I wrote this a couple of days ago yet neglected to post it (didn't feel finished? so what, post it anyway...):
One thing I've been doing is mentally breaking down the skills that get called upon in reading music, whether a prima vista or at one's leisure, and figuring out ways of honing these skills individually, with computer/internet trainers, and by creatively different ways of approaching and learning from the variety of sheet music & recordings I have floating around my life/computer.
There's a lot of interesting material at PianoWorld and elsewhere on the internet about the characteristics, actions & perceptions of skilled and unskilled sight-readers, from self-reports to outcomes of studies. Having recently figured out that musical literacy seems to be a primary goal of mine, I've enjoying reading them and trying to extract an awareness of the many skills related to fluent music-reading, and think of ways to isolate these skills in order to practice them individually.

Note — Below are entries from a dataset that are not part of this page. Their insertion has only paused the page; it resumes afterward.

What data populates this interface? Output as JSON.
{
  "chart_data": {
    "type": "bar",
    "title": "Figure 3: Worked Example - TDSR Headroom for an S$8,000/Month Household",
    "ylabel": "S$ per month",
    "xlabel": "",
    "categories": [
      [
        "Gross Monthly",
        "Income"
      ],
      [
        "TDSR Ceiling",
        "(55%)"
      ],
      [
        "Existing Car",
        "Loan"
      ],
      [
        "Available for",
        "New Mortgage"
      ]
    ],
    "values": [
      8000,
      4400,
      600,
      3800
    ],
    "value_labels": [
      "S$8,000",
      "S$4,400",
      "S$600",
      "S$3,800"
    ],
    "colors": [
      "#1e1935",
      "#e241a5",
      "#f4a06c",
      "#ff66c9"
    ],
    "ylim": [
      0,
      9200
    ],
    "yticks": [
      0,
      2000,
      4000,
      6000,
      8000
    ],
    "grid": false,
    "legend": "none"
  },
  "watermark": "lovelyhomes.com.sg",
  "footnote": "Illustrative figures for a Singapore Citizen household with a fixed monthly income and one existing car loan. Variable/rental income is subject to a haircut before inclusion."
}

Perhaps it would be optimal to hone them all at once by doing infinite sight reading (though I'm not sure about this), but I find that merely accumulating sufficient "fodder" for prima-vista perusal imposes a financial limitation. But in addition, I find that my attention span is extended by cycling through different learning/self-testing media, and I think there's perspective to be gained by viewing a task from a variety of different angles -- correlating the perspectives re-enforces basic patterns, if that makes any sense.
As examples of the kind of things I'm talking about, there's of course Practica Musica and the various web-based trainers I use. But I was thinking of things like taking the sheet music that's too hard for me to sight read, and doing things like:
* go through and just identify intervals as quickly as possible (like in hymnal or chorale)
* tap out the rhythms, one staff in each hand (in music with one voice per hand)
* look at a measure, then look away and see how much of it I can reconstruct from memory (practice for reading ahead when sight reading)
* play through an unfamiliar piece at the keyboard, not sight-reading, but letting rhythms slide a bit, repeating bits as necessary to achieve musical sense, and focusing on hitting correct notes
* play along with a (slowed down) recording of a less familiar piece, concentrating on real-time reading -- prioritizing playing in rhythm on major beats
* reading along with a more difficult recording (just reading, not at the keyboard), following the rhythms
* reading along with a recording (not at keyboard), looking and listening to be aware of what scale degrees the music is moving through, as well as listening for the melodic & harmonic movements that correlate with the patterns of theory visible in the notes on the staff -- which entails recognizing intervals, chords, broken chords, etc.